Hana-Rawhiti Maipi-Clark smiles as she stands in the House, behind her bench.
Hana-Rawhiti Maipi-Clark

By Wednesday, much of the tension felt at the start of the week morphed into festive cheer. The press gallery rolled out the blue carpet – aka tarpaulin – for a party that night (it pays to have something to keep the wine stains off of the actual carpet), and the House adjourned a day early – so no one was very interested in getting much work done at all.

The end-of-year speeches included the usual trademarks: thanks to the staffers (including those working in “a place called Pint of Order”, said Seymour), reflections on the year passed, hopes for the year ahead, and a few dry jokes. Luxon looked to the opposition benches, and saw a picked-over box of Favourites staring back: Hipkins is a Flake for dodging the Covid-19 inquiry, and Labour, the Cherry Ripes, “seem nice on the outside, but inside they’re deeply, deeply red”. As for the Greens and Te Pāti Māori, they’re basically the Picnics – “a bit rough and totally nuts”.

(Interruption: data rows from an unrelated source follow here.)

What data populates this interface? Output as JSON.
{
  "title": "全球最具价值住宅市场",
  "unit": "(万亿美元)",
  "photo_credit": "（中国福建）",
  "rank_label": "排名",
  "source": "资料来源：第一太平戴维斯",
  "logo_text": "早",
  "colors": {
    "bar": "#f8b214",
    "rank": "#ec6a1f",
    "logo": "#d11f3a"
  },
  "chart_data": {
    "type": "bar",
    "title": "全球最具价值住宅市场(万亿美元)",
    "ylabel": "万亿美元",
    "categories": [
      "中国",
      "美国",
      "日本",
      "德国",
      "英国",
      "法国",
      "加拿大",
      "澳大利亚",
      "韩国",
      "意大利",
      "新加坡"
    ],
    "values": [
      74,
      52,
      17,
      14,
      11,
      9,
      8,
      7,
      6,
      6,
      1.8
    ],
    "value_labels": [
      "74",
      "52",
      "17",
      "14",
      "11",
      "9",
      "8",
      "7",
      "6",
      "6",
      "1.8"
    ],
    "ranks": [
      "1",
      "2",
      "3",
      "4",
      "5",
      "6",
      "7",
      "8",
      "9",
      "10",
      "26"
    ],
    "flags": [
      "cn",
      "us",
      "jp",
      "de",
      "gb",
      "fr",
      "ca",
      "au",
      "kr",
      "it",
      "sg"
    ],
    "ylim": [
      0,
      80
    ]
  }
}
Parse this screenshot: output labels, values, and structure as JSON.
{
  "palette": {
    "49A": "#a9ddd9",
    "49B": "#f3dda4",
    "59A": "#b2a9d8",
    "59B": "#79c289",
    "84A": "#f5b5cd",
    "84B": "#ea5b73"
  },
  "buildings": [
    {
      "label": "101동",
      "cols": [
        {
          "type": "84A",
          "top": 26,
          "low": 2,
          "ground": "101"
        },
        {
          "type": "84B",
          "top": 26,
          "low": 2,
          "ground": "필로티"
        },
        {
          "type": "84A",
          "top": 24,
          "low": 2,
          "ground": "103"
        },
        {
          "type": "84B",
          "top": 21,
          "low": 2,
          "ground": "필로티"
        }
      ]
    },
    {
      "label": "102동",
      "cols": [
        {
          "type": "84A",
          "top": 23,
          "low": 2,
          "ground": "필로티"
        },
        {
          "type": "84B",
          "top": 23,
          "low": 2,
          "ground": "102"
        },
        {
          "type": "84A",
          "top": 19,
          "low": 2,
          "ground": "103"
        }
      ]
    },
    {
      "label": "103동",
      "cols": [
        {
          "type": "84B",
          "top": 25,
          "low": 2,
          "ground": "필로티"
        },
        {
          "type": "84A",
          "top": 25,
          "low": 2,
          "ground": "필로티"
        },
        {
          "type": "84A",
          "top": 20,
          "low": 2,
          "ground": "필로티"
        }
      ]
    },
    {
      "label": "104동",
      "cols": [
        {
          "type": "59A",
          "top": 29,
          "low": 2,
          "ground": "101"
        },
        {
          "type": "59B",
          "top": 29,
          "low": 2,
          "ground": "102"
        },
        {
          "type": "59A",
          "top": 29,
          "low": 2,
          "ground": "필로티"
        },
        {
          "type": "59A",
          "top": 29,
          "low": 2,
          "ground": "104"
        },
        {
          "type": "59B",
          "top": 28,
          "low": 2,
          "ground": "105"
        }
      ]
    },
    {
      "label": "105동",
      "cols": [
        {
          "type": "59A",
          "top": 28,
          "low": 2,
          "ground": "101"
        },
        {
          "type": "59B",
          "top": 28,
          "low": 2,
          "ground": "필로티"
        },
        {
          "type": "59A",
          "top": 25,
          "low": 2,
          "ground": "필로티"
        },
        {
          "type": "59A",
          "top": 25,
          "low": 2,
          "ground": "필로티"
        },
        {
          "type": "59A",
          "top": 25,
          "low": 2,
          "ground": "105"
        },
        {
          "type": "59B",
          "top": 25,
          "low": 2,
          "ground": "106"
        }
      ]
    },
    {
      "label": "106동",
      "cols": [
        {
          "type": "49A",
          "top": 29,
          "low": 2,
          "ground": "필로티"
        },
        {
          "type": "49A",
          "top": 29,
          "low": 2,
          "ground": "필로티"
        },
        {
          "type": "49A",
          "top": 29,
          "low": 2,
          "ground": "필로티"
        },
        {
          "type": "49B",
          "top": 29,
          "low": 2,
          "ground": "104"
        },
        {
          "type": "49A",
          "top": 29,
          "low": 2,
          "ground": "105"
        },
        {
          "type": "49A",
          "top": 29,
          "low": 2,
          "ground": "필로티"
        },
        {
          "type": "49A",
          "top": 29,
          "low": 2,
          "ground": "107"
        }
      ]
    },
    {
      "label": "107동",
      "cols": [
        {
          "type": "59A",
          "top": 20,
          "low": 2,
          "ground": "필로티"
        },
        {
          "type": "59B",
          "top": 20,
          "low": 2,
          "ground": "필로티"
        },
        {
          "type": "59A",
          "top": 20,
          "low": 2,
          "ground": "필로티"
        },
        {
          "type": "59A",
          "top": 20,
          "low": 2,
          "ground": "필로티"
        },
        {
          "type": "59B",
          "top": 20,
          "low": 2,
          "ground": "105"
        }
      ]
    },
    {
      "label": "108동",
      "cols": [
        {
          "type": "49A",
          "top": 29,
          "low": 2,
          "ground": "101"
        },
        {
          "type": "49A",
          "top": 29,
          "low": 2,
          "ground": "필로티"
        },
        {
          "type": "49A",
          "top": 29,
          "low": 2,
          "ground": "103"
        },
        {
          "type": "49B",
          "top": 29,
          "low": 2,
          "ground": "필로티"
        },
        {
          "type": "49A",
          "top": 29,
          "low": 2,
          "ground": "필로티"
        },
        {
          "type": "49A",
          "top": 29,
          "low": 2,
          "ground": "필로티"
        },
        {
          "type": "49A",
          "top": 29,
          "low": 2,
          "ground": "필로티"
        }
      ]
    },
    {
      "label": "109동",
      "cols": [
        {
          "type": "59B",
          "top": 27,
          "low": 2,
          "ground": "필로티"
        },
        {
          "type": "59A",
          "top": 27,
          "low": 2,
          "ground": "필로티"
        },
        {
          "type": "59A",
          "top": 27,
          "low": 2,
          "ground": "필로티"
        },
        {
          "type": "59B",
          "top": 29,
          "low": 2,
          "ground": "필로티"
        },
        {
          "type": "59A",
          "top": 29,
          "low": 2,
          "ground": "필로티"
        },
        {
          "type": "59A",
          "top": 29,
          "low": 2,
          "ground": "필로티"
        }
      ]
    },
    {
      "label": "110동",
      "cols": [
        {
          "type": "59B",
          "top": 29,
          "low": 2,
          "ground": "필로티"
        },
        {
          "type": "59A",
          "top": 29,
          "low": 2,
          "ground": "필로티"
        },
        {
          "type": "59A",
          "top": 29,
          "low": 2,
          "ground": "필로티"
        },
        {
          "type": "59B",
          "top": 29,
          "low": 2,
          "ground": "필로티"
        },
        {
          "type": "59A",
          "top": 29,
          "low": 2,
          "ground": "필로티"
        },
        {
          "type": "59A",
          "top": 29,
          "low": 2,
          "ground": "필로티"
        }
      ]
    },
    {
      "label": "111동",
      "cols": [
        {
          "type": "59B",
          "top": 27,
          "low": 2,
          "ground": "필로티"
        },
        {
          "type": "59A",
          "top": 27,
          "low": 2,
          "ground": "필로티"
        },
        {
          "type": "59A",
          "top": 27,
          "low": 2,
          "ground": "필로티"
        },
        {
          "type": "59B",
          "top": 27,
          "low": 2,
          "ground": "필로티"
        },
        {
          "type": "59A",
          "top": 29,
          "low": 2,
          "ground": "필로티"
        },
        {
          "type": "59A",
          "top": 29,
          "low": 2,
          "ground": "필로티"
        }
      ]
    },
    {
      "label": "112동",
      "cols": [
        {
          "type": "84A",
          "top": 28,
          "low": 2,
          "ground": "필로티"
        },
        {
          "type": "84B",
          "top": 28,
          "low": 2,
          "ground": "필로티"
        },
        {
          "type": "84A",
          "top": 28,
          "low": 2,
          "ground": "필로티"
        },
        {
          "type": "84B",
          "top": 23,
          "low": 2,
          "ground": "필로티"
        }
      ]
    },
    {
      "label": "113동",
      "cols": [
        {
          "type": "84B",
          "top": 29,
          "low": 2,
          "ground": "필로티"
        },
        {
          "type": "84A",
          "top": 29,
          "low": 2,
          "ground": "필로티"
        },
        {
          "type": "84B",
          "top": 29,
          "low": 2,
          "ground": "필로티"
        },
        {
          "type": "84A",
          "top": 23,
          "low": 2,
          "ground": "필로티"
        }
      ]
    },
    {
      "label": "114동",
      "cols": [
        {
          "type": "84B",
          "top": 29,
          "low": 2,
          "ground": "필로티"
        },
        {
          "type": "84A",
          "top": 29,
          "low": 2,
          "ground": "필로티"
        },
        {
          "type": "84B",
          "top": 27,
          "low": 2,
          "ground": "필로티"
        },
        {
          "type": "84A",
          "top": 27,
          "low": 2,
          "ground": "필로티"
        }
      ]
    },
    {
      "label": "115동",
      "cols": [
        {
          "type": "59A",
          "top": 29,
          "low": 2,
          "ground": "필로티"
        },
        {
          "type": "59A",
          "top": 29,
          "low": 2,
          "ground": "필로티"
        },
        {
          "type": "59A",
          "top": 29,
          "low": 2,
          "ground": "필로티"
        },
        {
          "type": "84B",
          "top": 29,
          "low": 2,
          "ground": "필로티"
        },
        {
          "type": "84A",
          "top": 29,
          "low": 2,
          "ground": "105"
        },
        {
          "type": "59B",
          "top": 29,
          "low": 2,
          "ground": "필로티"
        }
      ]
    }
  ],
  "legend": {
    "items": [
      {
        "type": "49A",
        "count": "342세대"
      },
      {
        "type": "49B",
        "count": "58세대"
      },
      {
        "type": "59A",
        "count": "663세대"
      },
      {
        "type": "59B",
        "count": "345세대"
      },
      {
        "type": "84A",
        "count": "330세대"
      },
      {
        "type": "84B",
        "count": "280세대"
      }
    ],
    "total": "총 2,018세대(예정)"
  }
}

Some were less creative, but more cutting. NZ First leader Winston Peters returned to a favourite Winstonism while criticising Labour, the “apparatchiks who have graduated from some sociology department riddled with left-wing brainwashing propaganda”, who “think that ‘manual labour’ is the prime minister of Mexico”. And “as for the Greens”, well, they’re the most “hypocritical, shallow, vacuous bunch of Marxists” who have “gone through more MPs than protests”.

“Shoplifters, cheap-labour exploiters, foreign-born Marxists, and unstable narcissists, the last two donning a watermelon yarmulke and Hamas scarf during Passover,” Peters cried. “Just breathtaking what they’ve got away with here.”

Winston Peters, with arms stretched across his bench, speaks in the House.
Gonna miss this guy. He’s not dead or anything, just going on holiday.

In a calmer goodbye to the halls of power, Bishop was able to laugh at the storm he created at the Aotearoa Music Awards as he talked the House through his Spotify Wrapped: “Don McGlashan, sadly, did not feature, and nor did Stan Walker.” The minister made some stabs at what those around the House would have been listening to this year: ‘We Are Never Ever Getting Back Together’ for Mariameno Kapa-Kingi and Tākuta Ferris, ‘Stuck In The Middle With You’ for Hana-Rawhiti Maipi-Clarke and Oriini Kaipara, and “David Seymour has had one song on repeat this year: Backstreet Boys’ ‘I Want It That Way’. Now, he sings this a lot in Cabinet meetings, followed up by Mr Peters finishing up with Frank Sinatra’s ‘My Way’.”

Ikaroa-Rāwhiti MP Cushla Tangaere-Manuel one-upped Bishop by doing more than just listing off songs, instead singing a Labour Party remix of ‘What’s Going On?’: “‘Cut cost of living’ is what the PM said, but our whānau out there still can’t buy bread, oh man! What a situation.” 

Health minister Simeon Brown, the last to give a speech in the House for the year, read out his Christmas cards. To Labour candidate Michael Wood, who famously failed to declare shares when he was a minister: “I do hope you’ve received Christmas cards from all your old friends: Auckland Airport, Chorus, Spark, National Australia Bank.” To another Labour candidate, Council of Trade Unions economist Craig Renney: “Merry Christmas, Craig, and may your economic theories remain theoretical.” To Chris Hipkins: “I wish you a very Merry Christmas and may your hundredth mention of ‘different’ be the charm.”

It was all over by 6pm – just in time for MPs to head down to the press gallery party, and let go of the past year’s aches over bottles of wine, not to join together again until late January. By Thursday, the only zombies left on the parliamentary precinct found themselves under the clouds on the speaker’s lawn, desperately clinging to life with the help of sausages and Powerades provided by the Labour Party, as its leader hosted a barbecue while wearing a “frickin’ Chris Hipkins” tee. It’s a good way to curry favour ahead of an election year.